With that street-smart aphorism in mind, we went looking for Foreign Corrupt Practices Act-related cases where lawyers were alleged to be on the wrong side of the law.
Turns out there aren’t many. Here’s the rundown:
Jeffrey Tesler — indicted by a Houston grand jury in February. Prosecutors say he was a middleman who handled or arranged corrupt payments from KBR to Nigerian officials. The London lawyer was arrested by British police in March at the request of American authorities, who are trying to extradite him to stand trial in the U.S.
Two American law firms were mentioned in November 2008 during an anti–corruption sweep in China. Avon had disclosed possible FCPA violations involving payments to Chinese regulators. Authorities there were reported to be reviewing foreign investment cases in which the two U.S. firms with offices in Hong Kong and Beijing played a role. The firms (and their lawyers) haven’t been named.
J. Bryan Williams, a lawyer in Virginia, was an executive at Mobil Oil. He was also a friend of James H. Giffen, an American businessman arrested in New York in 2003 for paying $78 million in bribes to an adviser of Kazakhstan’s president and former oil and gas minister. Williams took a $2 million kickback from Giffen for helping negotiate a deal involving Kazakhstan’s Tengiz oil field. Williams pleaded guilty in September 2003 to tax charges and was sentenced to 46 months in prison. Giffen is awaiting trial.
Hans Bodmer, a Swiss lawyer, represented Viktor Kozeny, the Czech-born fugitive charged with Frederic Bourke with bribing government officials in Azerbaijan. Bodmer was indicted by a New York federal grand jury in August 2003 on single counts of conspiracy to violate the FCPA and to launder money. The court dismissed the FCPA charge, ruling that before being amended in 1998, the FCPA didn’t apply to non-U.S.-resident foreign nationals who served as agents of domestic concerns. Bodmer then pleaded guilty to conspiracy to launder money. He’s never been sentenced.

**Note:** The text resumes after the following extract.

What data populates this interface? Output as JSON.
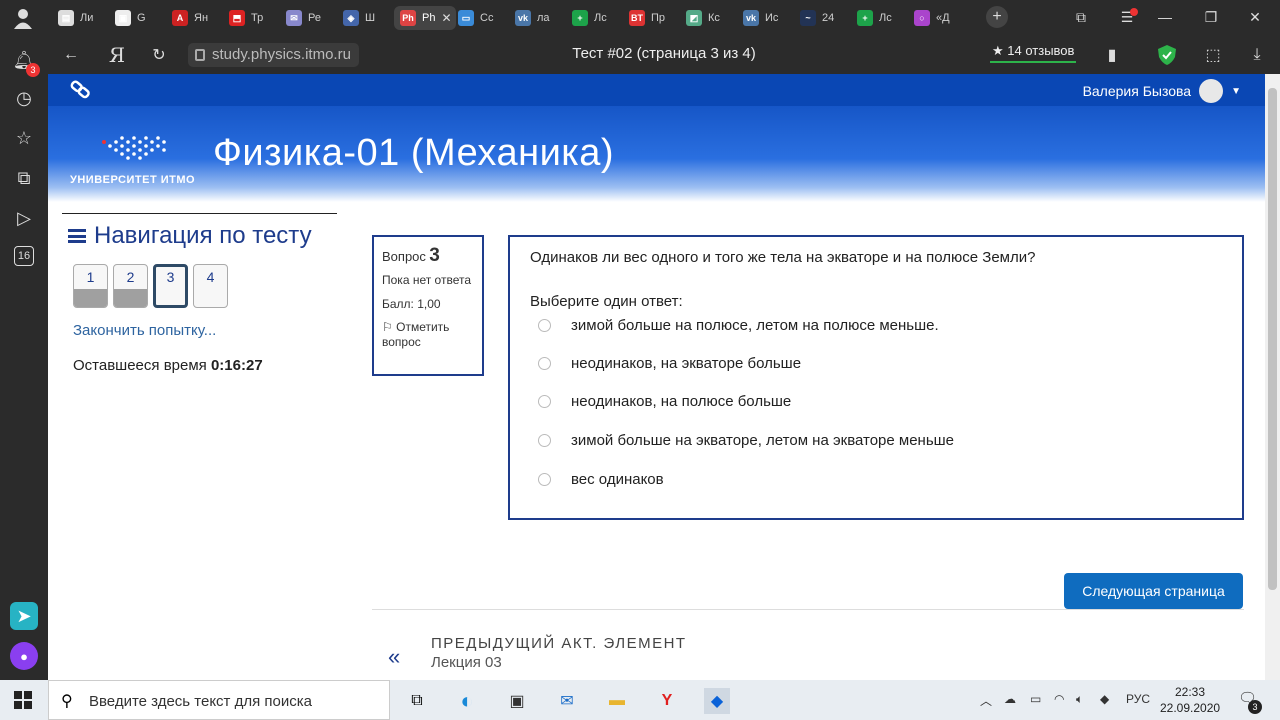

Attorney Philippe S.E. Schreiber represented Saybolt Inc. It’s president, David Mead, said during his 1998 trial that he paid a $50,000 bribe to government officials in Panama only after Schreiber said it wouldn’t violate the FCPA. That advice was wrong. Saybolt and Mead were charged with violating the FCPA. Mead was convicted and sentenced to four months in prison, home detention and probation, and a $20,000 fine; Saybolt’s FCPA offenses resulted in five-years probation and a $1,500,000 fine. And Schreiber? Saybolt’s shareholders sued him for legal malpractice (the case was settled in 2005); and the government never indicted him.
Alfredo Duran, a Miami lawyer, was charged in 1989 with arranging a bribe to officials in the Dominican Republic. The government said a $20,000 to $30,000 payment was intended to secure release of an airplane confiscated in a drug case. Duran’s co-defendant jumped bail and returned to the Dominican Republic. At Duran’s federal trial in Florida on FCPA charges, the court excluded evidence concerning the fugitive co-defendant, resulting in Duran’s acquittal.
In 1994, attorney Harold Katz was indicted for bribing an Israeli Air Force officer to induce the purchase and maintenance of GE aircraft engines worth $300 million. The bribes, paid into Swiss bank accounts, totaled $7.8 million. A co-defendant was charged under the FCPA, while Katz faced mail and wire fraud and money laundering charges. He was never apprehended and remains a fugitive.
* * *
That’s it, then. Pretty thin record, isn’t it? So the verdict on Mr. Puzo’s wisdom about that briefcase? Well, either he’s wrong when it comes to the FCPA and lawyers aren’t the culprits after all. Or he’s right and they don’t get caught.